L'Italia si conferma tra i Paesi europei più virtuosi nella raccolta differenziata e nel riciclo di carta e cartone: ogni anno si raccolgono in media 3,7 milioni di tonnellate e più del 90% degli imballaggi viene riciclato.
Risultati di vertice, che però possono crescere ancora.
A limitarne il pieno potenziale sono soprattutto alcuni errori di conferimento che continuano a verificarsi nella quotidianità.
Lo afferma Comieco, il consorzio nazionale recupero e riciclo degli imballaggi a base cellulosica in vista della VI edizione della Paper Week, la settimana nazionale che Comieco promuove dal 13 al 19 aprile, in collaborazione con Federazione Carta e Grafica e Unirima, con il patrocinio del ministero dell'Ambiente e della Sicurezza Energetica, Anci, Utilitalia, Rai e Tgr con l'obiettivo di fare conoscere gli impianti e le imprese industriali della filiera del riciclo di carta e cartone e accendere i riflettori sulle buone abitudini.

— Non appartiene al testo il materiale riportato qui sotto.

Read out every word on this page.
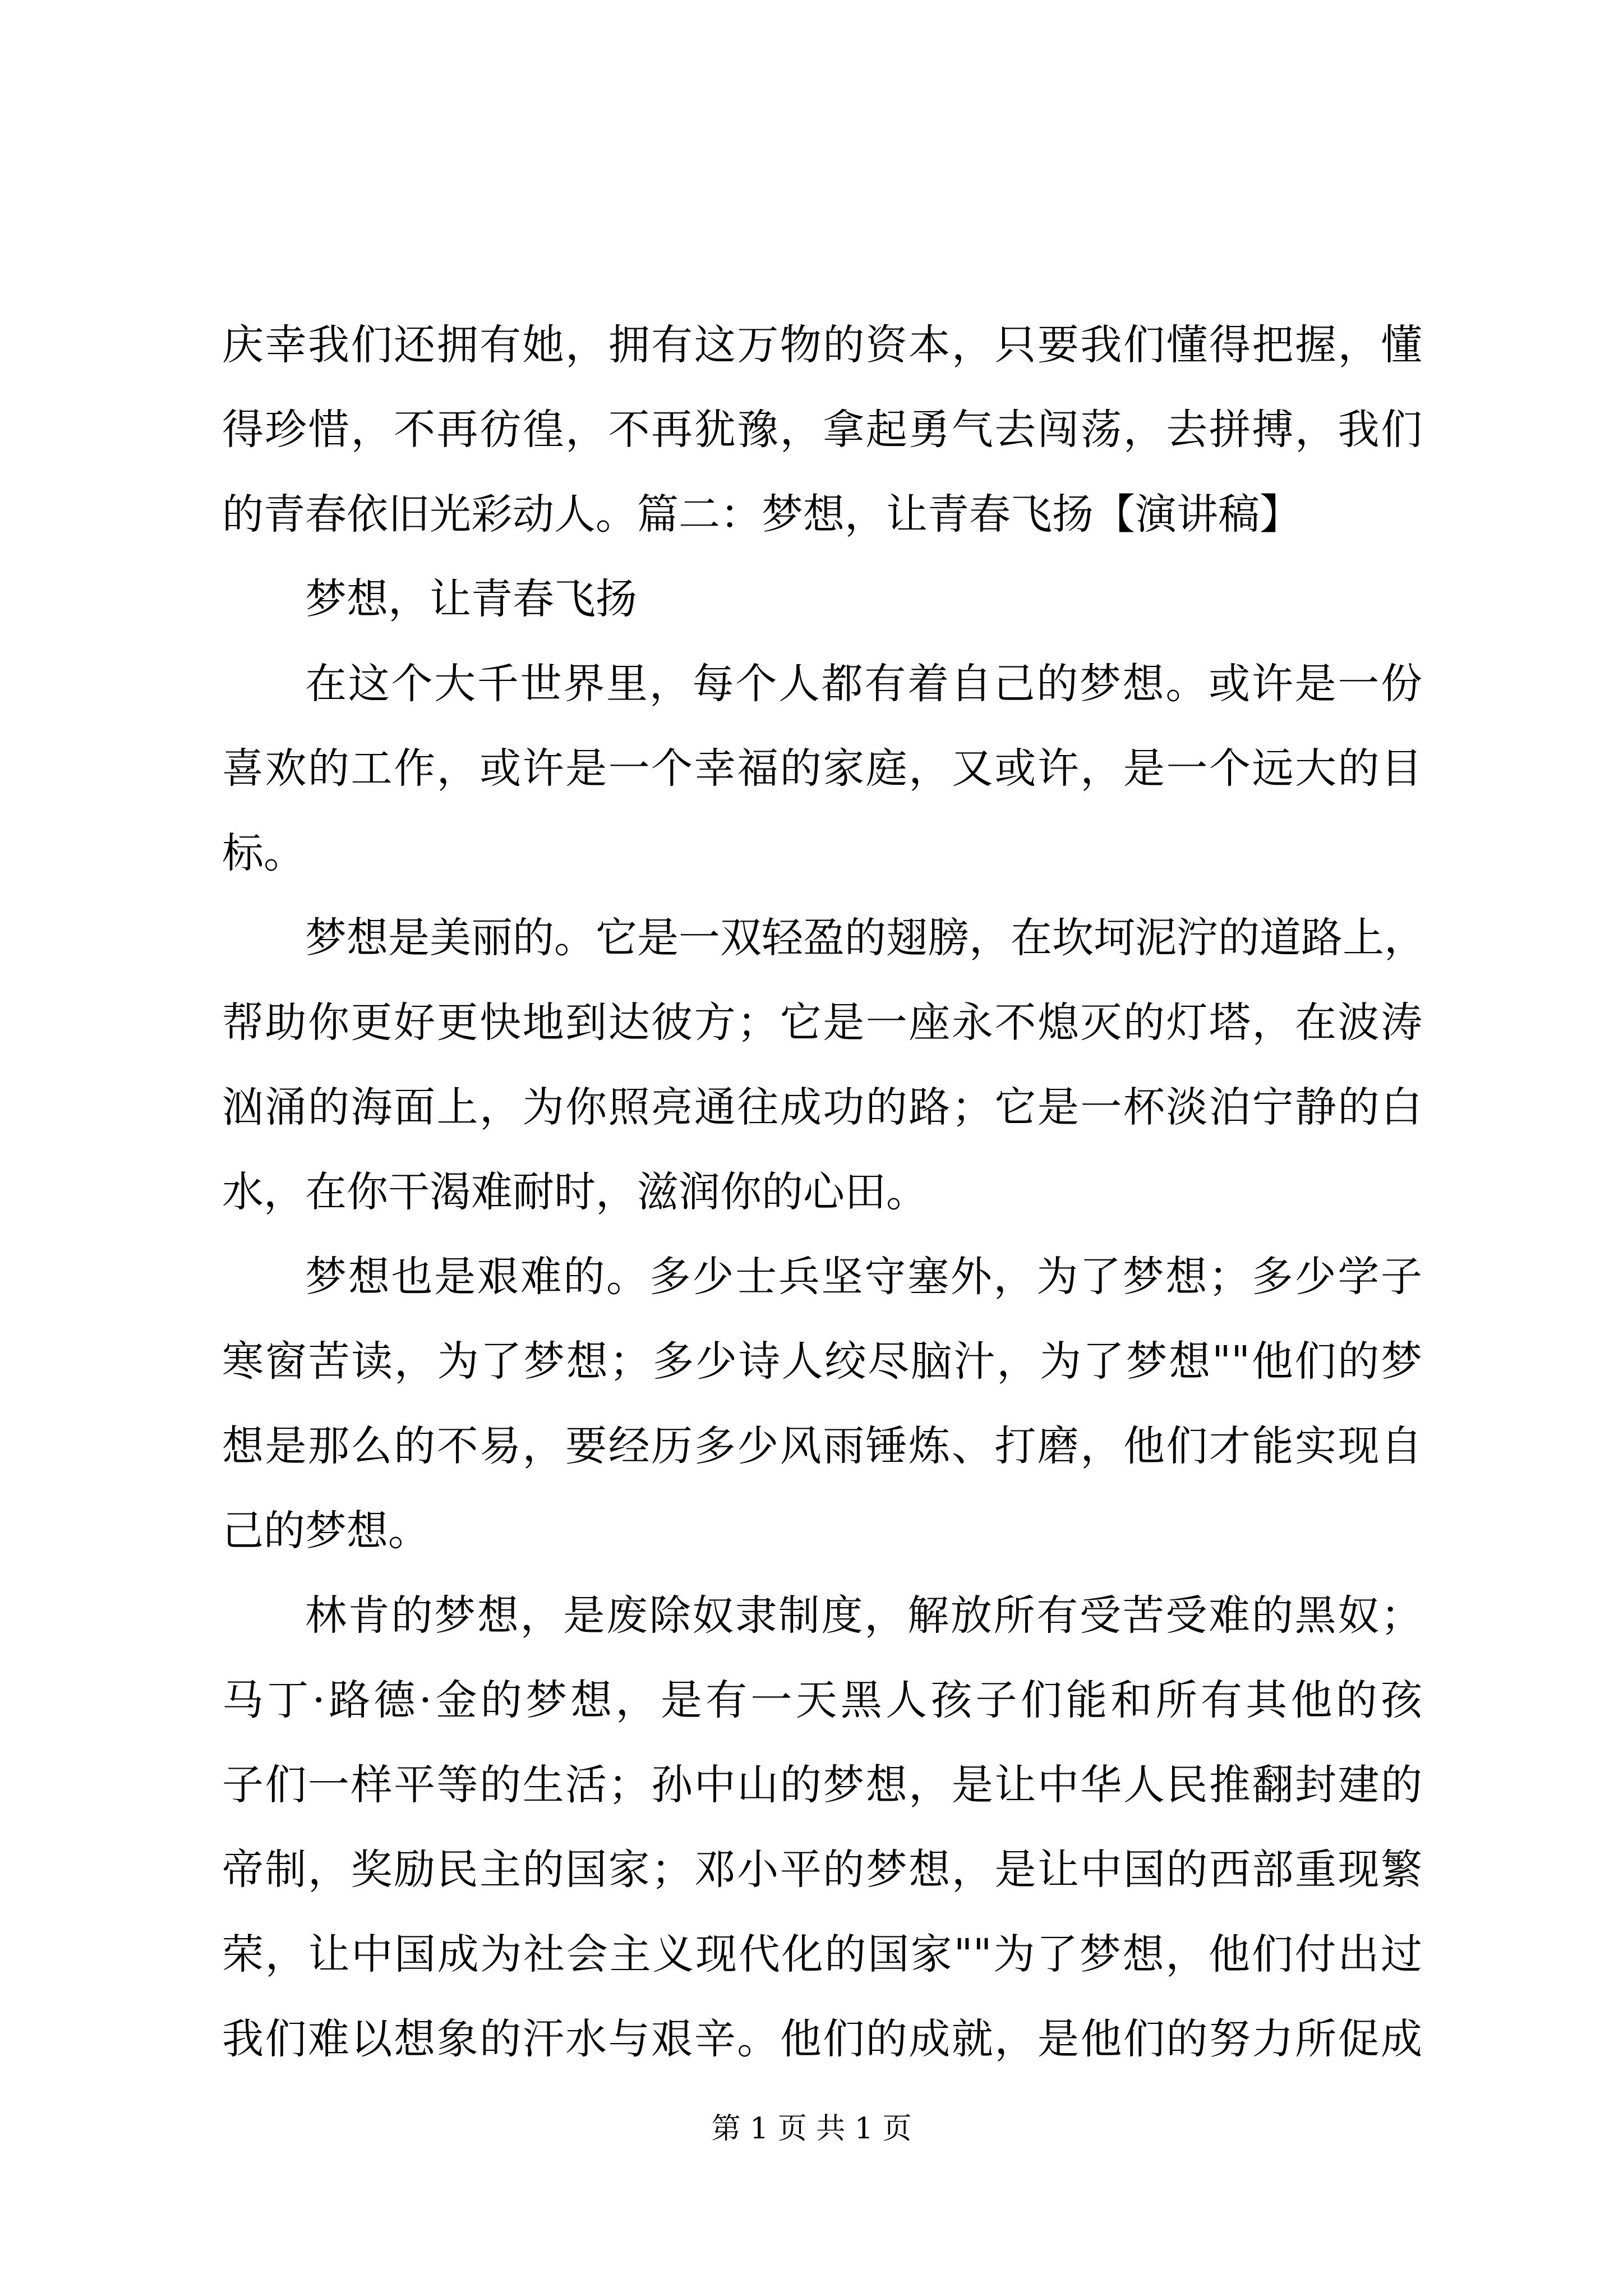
庆幸我们还拥有她，拥有这万物的资本，只要我们懂得把握，懂
得珍惜，不再彷徨，不再犹豫，拿起勇气去闯荡，去拼搏，我们
的青春依旧光彩动人。篇二：梦想，让青春飞扬【演讲稿】
梦想，让青春飞扬
在这个大千世界里，每个人都有着自己的梦想。或许是一份
喜欢的工作，或许是一个幸福的家庭，又或许，是一个远大的目
标。
梦想是美丽的。它是一双轻盈的翅膀，在坎坷泥泞的道路上，
帮助你更好更快地到达彼方；它是一座永不熄灭的灯塔，在波涛
汹涌的海面上，为你照亮通往成功的路；它是一杯淡泊宁静的白
水，在你干渴难耐时，滋润你的心田。
梦想也是艰难的。多少士兵坚守塞外，为了梦想；多少学子
寒窗苦读，为了梦想；多少诗人绞尽脑汁，为了梦想""他们的梦
想是那么的不易，要经历多少风雨锤炼、打磨，他们才能实现自
己的梦想。
林肯的梦想，是废除奴隶制度，解放所有受苦受难的黑奴；
马丁·路德·金的梦想，是有一天黑人孩子们能和所有其他的孩
子们一样平等的生活；孙中山的梦想，是让中华人民推翻封建的
帝制，奖励民主的国家；邓小平的梦想，是让中国的西部重现繁
荣，让中国成为社会主义现代化的国家""为了梦想，他们付出过
我们难以想象的汗水与艰辛。他们的成就，是他们的努力所促成
第 1 页 共 1 页
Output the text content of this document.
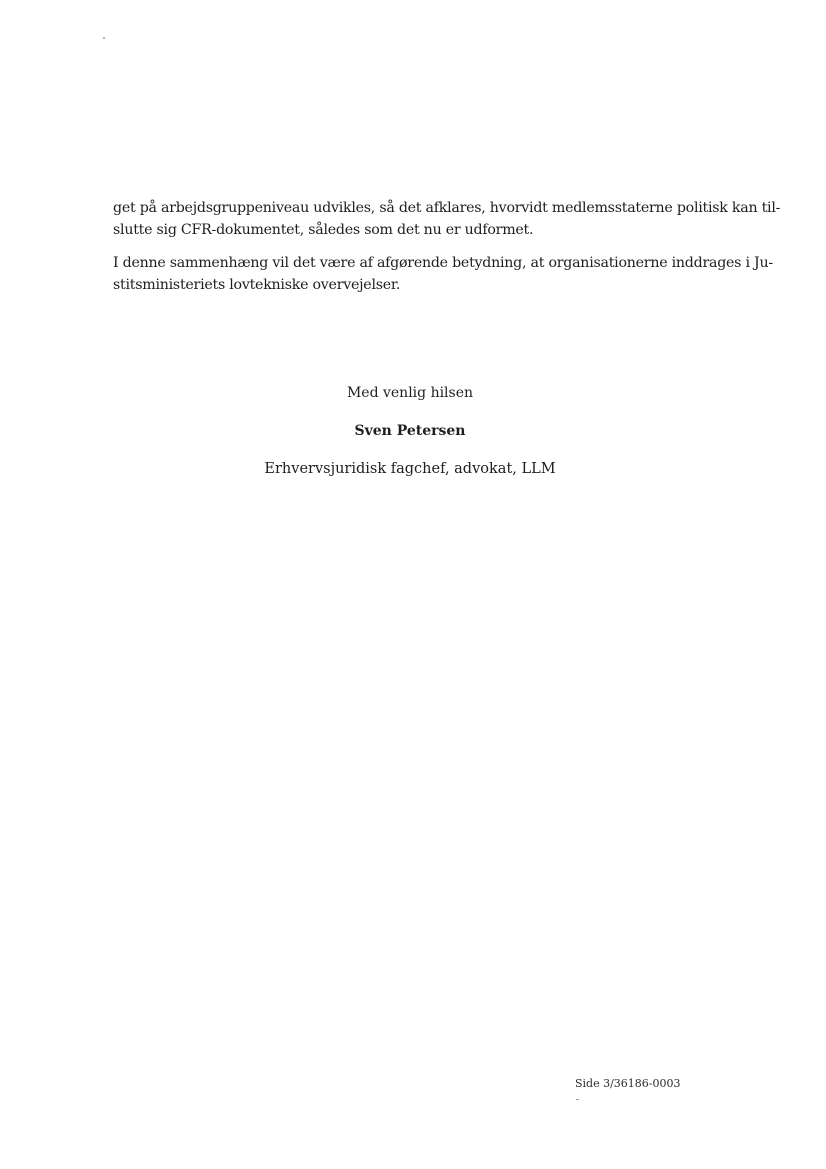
get på arbejdsgruppeniveau udvikles, så det afklares, hvorvidt medlemsstaterne politisk kan til-
slutte sig CFR-dokumentet, således som det nu er udformet.

I denne sammenhæng vil det være af afgørende betydning, at organisationerne inddrages i Ju-
stitsministeriets lovtekniske overvejelser.

Med venlig hilsen
Sven Petersen
Erhvervsjuridisk fagchef, advokat, LLM
Side 3/36186-0003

"Ancora oggi materiali non idonei finiscono nel contenitore della carta e del cartone" spiega Roberto Di Molfetta, direttore generale di Comieco. "Ad esempio, le scatole spesso non vengono piegate, e alcuni imballaggi in carta vengono gettati in altri contenitori. Sono errori diffusi, frutto di abitudini o convinzioni errate, che riducono quantità e qualità della raccolta differenziata e, di conseguenza, disperdono valore".